By Florence Tan
SINGAPORE (Reuters) – Oil prices extended their losses on Monday, dragged down by worries about lower demand in China, the world’s largest oil importer, following a coronavirus outbreak there.
Brent and U.S. West Texas Intermediate (WTI) crude fell for a fourth week in a row last week after airlines canceled flights to China. Supply chains across the world’s second-largest economy have also been disrupted, prompting its biggest refiner Sinopec to cut output.
Brent crude was at $56.14 a barrel by 0241 GMT, down 48 cents, or 0.9%, after losing nearly 12% in January, the steepest monthly decline since November 2018.
U.S. West Texas Intermediate (WTI) crude fell 24 cents to $51.32 a barrel, after earlier hitting a session low of $50.42. The front-month WTI price fell 15.6% in January, the biggest monthly drop since May.
China’s measures to support its economy might help put a floor under oil prices in the short term, even though the outlook for oil demand remains bearish, said Michael McCarthy, chief market strategist at CMC Markets in Sydney.
“The shuttering of airports suggests that there would be at least some demand delay, if not deferred or destroyed,” he said.
China’s factory activity stalled in January as export orders fell, and analysts expect a big plunge in February’s data as the virus outbreak hits demand in the country.
China’s central bank planned to inject more liquidity to shore up its economy on Monday, and pledged over the weekend to use various monetary policy tools to help allay the impact of the virus outbreak.
The Organization of the Petroleum Exporting Countries (OPEC)and its allies could bring forward a March meeting to February to discuss the impact on oil demand from the virus flare-up. Already, OPEC and non-OPEC’s Joint Technical Committee (JTC) have scheduled to meet in early February to assess the impact of the virus, OPEC+ sources told Reuters.
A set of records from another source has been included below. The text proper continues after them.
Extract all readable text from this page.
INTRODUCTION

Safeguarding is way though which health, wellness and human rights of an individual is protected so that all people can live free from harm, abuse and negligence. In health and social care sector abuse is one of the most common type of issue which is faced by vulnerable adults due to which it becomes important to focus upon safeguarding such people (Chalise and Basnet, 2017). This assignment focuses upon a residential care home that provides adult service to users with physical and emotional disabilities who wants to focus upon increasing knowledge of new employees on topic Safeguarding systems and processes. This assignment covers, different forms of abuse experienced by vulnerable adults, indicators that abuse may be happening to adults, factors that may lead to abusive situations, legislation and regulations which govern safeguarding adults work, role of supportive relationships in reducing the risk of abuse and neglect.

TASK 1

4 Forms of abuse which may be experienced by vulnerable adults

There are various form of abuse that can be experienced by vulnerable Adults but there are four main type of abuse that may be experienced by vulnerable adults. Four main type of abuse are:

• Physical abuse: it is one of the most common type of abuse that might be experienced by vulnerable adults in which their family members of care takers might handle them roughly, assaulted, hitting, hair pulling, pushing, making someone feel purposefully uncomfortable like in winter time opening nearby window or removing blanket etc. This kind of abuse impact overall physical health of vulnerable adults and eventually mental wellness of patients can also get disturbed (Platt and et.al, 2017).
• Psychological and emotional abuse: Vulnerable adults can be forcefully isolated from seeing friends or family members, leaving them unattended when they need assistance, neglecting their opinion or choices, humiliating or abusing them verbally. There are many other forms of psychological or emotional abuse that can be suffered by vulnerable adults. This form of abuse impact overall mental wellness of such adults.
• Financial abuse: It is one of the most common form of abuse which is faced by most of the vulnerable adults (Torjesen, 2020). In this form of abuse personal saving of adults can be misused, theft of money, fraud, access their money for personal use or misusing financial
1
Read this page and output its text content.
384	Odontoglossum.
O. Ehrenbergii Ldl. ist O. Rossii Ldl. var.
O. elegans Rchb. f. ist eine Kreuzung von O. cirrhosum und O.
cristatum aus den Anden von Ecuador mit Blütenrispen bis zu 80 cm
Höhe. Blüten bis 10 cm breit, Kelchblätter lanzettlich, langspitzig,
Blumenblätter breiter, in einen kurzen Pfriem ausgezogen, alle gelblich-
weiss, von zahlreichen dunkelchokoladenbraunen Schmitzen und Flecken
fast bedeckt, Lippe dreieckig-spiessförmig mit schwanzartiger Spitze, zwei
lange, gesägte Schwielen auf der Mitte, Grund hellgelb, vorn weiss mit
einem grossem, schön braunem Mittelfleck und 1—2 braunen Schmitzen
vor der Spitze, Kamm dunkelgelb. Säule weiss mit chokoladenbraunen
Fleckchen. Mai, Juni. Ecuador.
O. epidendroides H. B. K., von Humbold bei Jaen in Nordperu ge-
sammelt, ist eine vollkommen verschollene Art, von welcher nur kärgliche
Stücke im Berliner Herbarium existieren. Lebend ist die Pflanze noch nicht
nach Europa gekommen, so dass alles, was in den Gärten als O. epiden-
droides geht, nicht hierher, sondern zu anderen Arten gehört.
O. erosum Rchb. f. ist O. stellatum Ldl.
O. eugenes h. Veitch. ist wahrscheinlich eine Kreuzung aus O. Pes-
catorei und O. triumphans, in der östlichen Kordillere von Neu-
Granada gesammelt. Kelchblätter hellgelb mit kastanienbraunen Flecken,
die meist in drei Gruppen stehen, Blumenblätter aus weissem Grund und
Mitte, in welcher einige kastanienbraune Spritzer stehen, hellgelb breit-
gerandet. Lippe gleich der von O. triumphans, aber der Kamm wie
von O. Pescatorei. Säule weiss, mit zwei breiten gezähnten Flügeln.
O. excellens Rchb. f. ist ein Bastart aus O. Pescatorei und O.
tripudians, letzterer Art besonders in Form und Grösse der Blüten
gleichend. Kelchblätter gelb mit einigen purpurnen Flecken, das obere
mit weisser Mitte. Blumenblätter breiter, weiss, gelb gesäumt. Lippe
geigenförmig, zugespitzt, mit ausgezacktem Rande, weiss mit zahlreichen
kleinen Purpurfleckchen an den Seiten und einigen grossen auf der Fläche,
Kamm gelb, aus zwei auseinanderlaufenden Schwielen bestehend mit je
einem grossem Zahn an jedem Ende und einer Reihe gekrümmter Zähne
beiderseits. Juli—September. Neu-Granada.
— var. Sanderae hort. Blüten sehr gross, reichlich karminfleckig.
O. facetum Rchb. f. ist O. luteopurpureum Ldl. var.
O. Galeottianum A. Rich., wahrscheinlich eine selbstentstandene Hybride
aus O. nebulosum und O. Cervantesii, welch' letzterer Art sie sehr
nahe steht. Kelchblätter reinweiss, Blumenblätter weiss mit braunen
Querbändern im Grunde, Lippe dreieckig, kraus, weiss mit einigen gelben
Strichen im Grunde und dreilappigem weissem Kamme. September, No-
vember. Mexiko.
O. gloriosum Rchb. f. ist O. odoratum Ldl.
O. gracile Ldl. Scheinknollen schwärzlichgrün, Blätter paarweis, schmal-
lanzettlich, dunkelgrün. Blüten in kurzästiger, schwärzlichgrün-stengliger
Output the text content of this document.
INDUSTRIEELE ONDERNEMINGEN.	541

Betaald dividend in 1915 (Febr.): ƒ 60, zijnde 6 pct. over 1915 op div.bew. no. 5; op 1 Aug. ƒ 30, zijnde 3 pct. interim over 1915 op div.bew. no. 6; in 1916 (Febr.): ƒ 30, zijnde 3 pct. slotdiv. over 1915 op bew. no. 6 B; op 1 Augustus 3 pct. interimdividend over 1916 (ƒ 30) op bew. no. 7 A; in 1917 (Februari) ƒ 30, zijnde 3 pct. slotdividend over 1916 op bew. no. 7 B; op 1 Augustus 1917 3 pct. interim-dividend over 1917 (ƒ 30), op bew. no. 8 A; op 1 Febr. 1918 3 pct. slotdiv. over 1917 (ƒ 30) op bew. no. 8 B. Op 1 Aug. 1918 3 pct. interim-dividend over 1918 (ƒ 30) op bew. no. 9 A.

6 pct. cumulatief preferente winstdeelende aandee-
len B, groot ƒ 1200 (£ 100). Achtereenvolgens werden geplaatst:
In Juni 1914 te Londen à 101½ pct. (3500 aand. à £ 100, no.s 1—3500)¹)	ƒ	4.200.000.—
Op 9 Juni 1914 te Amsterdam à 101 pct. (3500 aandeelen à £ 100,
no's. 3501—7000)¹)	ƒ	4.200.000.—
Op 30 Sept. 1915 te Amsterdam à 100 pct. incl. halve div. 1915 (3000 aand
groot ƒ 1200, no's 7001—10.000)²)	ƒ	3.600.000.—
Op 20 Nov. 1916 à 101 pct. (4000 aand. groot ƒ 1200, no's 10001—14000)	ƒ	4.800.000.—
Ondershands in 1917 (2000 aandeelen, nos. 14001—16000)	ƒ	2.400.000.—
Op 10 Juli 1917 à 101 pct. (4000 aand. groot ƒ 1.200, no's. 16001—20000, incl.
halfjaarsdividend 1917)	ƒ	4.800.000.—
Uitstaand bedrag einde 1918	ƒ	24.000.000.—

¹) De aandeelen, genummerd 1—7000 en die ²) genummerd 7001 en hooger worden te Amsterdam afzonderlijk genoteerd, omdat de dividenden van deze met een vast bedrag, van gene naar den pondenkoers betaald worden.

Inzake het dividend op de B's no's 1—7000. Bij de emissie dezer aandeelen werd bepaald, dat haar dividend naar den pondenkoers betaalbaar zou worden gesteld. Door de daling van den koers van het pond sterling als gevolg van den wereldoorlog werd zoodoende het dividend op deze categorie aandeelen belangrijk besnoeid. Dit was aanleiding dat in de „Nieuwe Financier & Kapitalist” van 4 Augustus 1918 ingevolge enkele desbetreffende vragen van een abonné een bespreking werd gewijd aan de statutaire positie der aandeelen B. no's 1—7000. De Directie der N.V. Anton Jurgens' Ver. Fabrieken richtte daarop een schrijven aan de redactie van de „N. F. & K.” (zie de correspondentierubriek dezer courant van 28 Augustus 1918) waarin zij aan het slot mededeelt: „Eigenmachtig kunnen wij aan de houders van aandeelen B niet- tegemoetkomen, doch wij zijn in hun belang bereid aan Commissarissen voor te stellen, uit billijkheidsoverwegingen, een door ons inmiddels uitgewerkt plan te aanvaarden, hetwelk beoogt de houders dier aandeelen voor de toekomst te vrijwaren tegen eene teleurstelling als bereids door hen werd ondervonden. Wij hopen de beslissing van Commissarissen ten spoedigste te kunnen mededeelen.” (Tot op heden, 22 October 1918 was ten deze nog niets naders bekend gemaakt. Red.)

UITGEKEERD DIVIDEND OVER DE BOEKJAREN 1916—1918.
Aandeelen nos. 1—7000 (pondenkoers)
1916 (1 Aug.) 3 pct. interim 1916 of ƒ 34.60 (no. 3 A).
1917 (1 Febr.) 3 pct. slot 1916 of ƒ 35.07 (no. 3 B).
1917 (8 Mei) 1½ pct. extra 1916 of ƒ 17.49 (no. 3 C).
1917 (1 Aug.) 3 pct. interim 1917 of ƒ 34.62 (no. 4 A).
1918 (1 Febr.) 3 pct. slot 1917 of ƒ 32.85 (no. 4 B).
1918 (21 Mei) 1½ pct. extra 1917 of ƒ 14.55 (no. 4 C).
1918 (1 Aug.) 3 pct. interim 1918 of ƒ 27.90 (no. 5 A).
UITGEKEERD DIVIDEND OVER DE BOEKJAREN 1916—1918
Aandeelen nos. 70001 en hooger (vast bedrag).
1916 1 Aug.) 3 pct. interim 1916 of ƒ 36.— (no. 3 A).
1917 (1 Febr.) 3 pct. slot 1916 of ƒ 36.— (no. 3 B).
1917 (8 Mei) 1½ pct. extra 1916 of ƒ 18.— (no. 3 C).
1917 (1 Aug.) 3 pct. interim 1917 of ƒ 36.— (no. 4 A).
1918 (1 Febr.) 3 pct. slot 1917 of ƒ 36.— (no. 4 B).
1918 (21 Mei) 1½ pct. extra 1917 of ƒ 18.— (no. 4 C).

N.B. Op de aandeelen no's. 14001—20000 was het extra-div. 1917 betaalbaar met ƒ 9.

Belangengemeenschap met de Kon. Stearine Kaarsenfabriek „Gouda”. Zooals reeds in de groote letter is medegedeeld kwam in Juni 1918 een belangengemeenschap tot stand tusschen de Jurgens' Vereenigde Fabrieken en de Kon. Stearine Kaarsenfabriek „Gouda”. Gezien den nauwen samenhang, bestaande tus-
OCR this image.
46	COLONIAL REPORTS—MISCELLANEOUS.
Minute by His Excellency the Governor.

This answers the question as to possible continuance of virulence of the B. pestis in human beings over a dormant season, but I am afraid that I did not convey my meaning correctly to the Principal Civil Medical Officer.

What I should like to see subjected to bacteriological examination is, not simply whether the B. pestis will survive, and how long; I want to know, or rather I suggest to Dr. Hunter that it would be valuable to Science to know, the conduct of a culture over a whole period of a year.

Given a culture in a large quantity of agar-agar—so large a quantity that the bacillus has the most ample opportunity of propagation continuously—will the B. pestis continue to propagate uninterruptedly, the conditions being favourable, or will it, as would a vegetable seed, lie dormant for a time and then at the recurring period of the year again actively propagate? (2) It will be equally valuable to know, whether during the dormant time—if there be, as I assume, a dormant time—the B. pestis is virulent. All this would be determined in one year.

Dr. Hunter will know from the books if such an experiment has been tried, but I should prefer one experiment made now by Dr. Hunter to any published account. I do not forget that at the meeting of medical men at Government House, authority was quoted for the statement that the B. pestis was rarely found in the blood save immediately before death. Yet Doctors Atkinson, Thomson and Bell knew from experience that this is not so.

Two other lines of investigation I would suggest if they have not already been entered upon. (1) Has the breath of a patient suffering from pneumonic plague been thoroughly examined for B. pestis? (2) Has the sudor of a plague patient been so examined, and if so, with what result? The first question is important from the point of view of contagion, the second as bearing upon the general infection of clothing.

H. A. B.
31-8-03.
OPEC’s oil output plunged in January to the lowest since 2009 after several members led by Saudi Arabia over-delivered on a new agreement to cut production and as Libya’s supply slumped.
“They’ve done a good job of managing the price, but it is unexpected that demand would be impacted by something like a pandemic,” Tony Nunan, a senior risk manager at Mitsubishi Corp in Tokyo.
“The expectation is that in the next meeting that they will deepen the (production) cuts” to support prices, he said.